The created function is a self-contained function which means that the tokenizers and sim functions that it calls are bundled along with the returned function code.

Raises:
  • AssertionError – If feature_string is not of type string.
  • AssertionError – If the input tokenizers is not of type dictionary.
  • AssertionError – If the input similarity_functions is not of type dictionary.
py_entitymatching.add_feature(feature_table, feature_name, feature_dict)[source]

Adds a feature to the feature table.

Specifically, this function is used in combination with get_feature_fn(). First the user creates a dictionary using get_feature_fn(), then the user uses this function to add feature_dict to the feature table.

Parameters:
  • feature_table (DataFrame) – A DataFrame containing features.
  • feature_name (string) – The name that should be given to the feature.
  • feature_dict (dictionary) – A Python dictionary, that is typically returned by executing get_feature_fn().
Returns:

A Boolean value of True is returned if the addition was successful.

Raises:
  • AssertionError – If the input feature_table is not of type pandas DataFrame.
  • AssertionError – If feature_name is not of type string.
  • AssertionError – If feature_dict is not of type Python dictionary.
  • AssertionError – If the feature_table does not have necessary columns such as ‘feature_name’, ‘left_attribute’, ‘right_attribute’, ‘left_attr_tokenizer’, ‘right_attr_tokenizer’, ‘simfunction’, ‘function’, and ‘function_source’ in the DataFrame.
  • AssertionError – If the feature_name is already present in the feature table.
py_entitymatching.add_blackbox_feature(feature_table, feature_name, feature_function)[source]

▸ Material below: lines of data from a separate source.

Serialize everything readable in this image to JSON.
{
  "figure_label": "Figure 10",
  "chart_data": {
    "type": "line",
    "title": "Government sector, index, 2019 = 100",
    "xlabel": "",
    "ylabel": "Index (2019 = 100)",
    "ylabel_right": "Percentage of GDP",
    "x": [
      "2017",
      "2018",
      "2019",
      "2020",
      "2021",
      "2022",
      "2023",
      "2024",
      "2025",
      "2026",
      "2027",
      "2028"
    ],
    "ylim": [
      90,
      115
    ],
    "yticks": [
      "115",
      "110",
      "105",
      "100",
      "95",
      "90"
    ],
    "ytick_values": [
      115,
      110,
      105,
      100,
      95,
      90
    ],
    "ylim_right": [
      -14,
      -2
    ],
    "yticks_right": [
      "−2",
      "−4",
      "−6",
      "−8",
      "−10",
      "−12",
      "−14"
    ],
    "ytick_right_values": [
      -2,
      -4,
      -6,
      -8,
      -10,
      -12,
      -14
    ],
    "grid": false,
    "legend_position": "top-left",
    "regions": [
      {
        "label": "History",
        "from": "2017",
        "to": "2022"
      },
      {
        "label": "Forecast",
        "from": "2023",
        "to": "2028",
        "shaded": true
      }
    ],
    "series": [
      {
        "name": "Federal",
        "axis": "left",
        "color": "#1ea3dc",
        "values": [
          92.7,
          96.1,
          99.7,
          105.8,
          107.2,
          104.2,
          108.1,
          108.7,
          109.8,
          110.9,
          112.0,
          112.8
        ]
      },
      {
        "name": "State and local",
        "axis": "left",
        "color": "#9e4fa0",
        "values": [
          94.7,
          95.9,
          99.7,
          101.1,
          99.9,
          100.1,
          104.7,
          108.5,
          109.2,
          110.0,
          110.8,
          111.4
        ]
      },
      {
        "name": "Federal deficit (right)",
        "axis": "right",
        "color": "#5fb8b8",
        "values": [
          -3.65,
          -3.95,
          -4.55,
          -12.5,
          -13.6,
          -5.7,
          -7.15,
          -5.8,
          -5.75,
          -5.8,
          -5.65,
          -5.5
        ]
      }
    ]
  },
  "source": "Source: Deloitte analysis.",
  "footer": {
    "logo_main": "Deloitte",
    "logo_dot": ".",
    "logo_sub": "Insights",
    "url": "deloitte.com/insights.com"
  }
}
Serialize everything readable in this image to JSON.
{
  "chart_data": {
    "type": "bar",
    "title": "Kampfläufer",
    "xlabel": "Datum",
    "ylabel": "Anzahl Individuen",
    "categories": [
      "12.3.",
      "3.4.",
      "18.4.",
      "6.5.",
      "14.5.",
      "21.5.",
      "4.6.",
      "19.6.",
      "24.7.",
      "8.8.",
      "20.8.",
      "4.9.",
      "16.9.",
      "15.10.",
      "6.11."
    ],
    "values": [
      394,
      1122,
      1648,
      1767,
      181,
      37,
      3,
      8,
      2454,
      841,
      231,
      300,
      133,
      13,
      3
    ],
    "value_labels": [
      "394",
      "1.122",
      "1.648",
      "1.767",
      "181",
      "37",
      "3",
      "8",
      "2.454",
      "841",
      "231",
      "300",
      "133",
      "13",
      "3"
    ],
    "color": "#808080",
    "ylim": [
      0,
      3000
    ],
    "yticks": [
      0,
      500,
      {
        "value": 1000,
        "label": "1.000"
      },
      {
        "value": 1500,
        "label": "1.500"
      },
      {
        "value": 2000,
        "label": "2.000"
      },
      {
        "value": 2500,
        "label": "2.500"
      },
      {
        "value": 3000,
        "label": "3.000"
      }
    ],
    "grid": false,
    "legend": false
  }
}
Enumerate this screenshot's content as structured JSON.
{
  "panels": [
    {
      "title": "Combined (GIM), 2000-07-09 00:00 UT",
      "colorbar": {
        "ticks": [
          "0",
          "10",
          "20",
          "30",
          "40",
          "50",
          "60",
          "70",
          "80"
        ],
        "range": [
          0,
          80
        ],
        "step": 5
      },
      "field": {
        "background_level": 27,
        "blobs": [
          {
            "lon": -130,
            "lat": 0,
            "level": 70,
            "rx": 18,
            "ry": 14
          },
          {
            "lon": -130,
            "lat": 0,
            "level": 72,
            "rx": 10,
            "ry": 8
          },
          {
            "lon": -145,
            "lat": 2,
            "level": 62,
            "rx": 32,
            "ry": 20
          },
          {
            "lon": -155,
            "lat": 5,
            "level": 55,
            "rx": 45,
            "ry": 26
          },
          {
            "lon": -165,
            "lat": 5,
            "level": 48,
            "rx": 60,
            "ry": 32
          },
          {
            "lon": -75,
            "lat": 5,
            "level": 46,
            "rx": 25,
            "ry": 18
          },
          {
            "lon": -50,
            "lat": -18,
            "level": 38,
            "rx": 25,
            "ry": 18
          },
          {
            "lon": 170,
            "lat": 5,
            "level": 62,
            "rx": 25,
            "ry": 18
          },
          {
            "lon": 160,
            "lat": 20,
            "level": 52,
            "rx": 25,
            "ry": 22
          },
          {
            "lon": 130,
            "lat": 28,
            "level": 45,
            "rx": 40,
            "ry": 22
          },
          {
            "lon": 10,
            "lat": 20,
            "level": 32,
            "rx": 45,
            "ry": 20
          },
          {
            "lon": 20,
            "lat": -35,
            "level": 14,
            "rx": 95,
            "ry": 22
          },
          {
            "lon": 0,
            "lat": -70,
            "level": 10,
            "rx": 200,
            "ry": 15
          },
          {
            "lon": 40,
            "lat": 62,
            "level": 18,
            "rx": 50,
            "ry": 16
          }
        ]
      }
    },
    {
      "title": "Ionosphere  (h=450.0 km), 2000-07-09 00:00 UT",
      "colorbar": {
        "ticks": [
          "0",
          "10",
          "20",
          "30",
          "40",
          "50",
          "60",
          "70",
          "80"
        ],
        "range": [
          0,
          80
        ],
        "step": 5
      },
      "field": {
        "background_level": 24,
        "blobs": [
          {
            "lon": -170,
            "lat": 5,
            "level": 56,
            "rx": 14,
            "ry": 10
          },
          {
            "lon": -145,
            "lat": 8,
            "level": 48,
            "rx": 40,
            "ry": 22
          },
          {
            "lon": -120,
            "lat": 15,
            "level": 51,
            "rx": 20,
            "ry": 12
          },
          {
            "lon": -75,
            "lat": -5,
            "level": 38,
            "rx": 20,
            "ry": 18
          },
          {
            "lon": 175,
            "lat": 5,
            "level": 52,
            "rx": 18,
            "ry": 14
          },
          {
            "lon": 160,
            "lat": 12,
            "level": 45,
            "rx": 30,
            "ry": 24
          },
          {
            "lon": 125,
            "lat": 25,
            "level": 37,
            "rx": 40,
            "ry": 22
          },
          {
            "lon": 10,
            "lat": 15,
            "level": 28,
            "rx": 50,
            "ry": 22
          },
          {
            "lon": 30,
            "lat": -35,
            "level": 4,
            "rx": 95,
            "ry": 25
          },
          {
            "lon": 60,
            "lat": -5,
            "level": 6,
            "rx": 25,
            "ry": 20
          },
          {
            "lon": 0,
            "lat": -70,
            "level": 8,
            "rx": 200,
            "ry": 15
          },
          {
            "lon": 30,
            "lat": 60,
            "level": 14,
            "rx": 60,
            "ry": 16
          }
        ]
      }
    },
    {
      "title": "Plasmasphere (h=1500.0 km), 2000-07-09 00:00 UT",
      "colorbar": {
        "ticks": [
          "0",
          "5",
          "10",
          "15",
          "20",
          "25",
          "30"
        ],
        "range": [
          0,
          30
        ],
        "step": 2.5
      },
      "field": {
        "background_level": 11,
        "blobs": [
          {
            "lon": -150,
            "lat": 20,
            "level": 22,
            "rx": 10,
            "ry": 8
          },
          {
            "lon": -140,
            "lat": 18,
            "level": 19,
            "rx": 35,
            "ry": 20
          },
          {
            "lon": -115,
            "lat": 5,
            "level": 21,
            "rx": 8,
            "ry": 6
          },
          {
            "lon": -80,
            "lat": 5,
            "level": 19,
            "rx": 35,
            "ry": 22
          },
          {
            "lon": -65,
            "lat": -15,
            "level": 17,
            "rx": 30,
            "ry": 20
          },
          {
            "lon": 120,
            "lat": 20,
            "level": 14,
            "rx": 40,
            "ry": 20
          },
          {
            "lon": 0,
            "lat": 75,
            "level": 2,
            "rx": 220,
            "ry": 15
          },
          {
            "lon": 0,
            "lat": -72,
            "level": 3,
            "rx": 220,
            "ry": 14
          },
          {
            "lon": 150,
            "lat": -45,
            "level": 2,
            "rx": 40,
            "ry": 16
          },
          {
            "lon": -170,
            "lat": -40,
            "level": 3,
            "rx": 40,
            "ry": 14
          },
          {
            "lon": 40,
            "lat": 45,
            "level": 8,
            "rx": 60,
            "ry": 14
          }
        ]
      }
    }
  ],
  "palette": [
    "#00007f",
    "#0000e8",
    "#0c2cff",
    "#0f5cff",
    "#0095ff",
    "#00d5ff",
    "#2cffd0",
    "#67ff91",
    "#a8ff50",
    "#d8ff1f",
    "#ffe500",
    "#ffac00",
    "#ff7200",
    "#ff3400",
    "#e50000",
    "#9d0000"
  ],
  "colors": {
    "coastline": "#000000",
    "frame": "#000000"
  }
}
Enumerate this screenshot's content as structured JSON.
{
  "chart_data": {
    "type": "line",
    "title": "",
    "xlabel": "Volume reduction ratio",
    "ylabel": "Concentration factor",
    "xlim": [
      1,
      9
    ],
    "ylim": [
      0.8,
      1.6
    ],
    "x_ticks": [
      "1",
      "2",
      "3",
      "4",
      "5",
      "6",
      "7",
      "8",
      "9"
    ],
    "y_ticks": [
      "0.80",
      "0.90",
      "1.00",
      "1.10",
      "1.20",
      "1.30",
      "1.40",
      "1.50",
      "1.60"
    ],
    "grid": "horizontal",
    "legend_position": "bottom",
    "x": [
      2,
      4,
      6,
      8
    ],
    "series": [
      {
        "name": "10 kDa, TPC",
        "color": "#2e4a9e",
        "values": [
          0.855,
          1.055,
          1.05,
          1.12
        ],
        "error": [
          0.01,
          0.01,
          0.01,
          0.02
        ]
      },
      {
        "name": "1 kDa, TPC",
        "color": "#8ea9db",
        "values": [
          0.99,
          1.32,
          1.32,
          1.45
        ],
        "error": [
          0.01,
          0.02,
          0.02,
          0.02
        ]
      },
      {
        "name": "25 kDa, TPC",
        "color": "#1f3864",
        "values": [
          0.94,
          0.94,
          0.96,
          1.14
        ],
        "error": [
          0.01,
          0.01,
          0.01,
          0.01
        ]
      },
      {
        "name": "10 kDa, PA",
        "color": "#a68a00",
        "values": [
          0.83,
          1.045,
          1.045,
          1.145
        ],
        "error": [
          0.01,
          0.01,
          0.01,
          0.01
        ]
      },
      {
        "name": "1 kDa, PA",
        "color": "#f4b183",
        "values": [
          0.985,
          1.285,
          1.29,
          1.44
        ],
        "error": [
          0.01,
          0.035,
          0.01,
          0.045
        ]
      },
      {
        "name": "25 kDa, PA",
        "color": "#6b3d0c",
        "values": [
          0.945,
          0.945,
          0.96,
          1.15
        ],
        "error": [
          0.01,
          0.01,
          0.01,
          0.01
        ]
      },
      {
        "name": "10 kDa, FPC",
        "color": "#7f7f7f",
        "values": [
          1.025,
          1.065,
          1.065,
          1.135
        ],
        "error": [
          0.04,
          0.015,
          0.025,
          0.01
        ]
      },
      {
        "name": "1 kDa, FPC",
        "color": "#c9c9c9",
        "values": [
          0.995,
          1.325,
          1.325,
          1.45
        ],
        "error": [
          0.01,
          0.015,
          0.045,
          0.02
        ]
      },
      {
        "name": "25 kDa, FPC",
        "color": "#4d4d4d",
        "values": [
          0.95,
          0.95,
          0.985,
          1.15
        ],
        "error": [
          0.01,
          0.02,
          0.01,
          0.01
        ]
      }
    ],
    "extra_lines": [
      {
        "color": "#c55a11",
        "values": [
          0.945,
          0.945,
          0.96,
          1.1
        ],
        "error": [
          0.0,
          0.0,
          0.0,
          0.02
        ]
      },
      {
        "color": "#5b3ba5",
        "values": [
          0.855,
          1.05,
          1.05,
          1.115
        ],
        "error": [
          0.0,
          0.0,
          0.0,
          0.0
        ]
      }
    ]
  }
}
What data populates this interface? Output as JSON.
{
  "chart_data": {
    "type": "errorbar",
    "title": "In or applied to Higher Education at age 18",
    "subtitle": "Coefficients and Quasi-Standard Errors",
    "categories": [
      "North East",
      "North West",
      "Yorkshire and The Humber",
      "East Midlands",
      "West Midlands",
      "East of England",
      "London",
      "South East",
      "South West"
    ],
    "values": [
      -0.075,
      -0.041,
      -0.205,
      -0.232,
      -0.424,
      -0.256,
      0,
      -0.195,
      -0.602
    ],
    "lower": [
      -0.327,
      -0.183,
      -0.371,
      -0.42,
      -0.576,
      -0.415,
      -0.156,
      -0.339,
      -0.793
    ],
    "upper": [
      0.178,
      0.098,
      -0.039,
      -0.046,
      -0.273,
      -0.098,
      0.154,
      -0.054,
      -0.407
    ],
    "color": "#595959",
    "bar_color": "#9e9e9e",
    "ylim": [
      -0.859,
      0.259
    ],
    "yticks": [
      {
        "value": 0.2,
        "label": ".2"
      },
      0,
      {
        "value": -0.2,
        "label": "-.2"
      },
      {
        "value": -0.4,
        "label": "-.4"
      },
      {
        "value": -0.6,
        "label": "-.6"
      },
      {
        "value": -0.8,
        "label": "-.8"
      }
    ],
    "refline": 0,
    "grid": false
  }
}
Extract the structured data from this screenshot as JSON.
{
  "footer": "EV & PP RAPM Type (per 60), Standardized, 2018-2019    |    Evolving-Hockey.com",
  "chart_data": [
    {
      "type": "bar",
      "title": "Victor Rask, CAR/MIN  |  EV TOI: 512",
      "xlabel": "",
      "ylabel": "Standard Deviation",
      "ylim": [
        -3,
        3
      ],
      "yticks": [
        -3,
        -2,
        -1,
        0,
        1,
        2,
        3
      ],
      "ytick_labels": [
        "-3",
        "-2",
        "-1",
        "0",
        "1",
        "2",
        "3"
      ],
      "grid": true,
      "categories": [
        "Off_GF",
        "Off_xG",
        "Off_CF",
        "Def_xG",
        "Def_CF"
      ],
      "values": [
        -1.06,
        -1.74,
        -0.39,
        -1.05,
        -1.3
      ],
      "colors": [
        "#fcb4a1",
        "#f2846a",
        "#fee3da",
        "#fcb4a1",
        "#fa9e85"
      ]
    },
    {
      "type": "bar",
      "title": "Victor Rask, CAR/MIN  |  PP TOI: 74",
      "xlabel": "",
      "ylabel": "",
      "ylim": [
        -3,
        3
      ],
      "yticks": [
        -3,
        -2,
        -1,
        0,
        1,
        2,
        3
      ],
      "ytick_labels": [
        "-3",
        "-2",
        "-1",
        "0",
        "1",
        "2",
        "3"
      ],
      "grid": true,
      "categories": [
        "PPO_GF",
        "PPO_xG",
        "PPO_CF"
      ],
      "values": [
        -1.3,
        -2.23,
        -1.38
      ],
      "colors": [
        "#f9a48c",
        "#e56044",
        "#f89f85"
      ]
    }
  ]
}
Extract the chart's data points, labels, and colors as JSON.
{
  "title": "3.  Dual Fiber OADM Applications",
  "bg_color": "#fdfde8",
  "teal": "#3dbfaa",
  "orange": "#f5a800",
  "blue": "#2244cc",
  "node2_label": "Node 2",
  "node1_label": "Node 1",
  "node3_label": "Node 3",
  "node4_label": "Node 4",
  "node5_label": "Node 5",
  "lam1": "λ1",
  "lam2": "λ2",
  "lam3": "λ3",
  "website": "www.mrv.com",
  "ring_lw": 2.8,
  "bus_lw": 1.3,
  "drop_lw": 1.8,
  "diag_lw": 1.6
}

Adds a black box feature to the feature table.

Parameters:
  • feature_table (DataFrame) – The input DataFrame (typically a feature table) to which the feature must be added.
  • feature_name (string) – The name that should be given to the feature.
  • feature_function (Python function) – A Python function for the black box feature.
Returns:

A Boolean value of True is returned if the addition was successful.

Raises:
  • AssertionError – If the input feature_table is not of type DataFrame.
  • AssertionError – If the input feature_name is not of type string.
  • AssertionError – If the feature_table does not have necessary columns such as ‘feature_name’, ‘left_attribute’, ‘right_attribute’, ‘left_attr_tokenizer’, ‘right_attr_tokenizer’, ‘simfunction’, ‘function’, and ‘function_source’ in the DataFrame.
  • AssertionError – If the feature_name is already present in the feature table.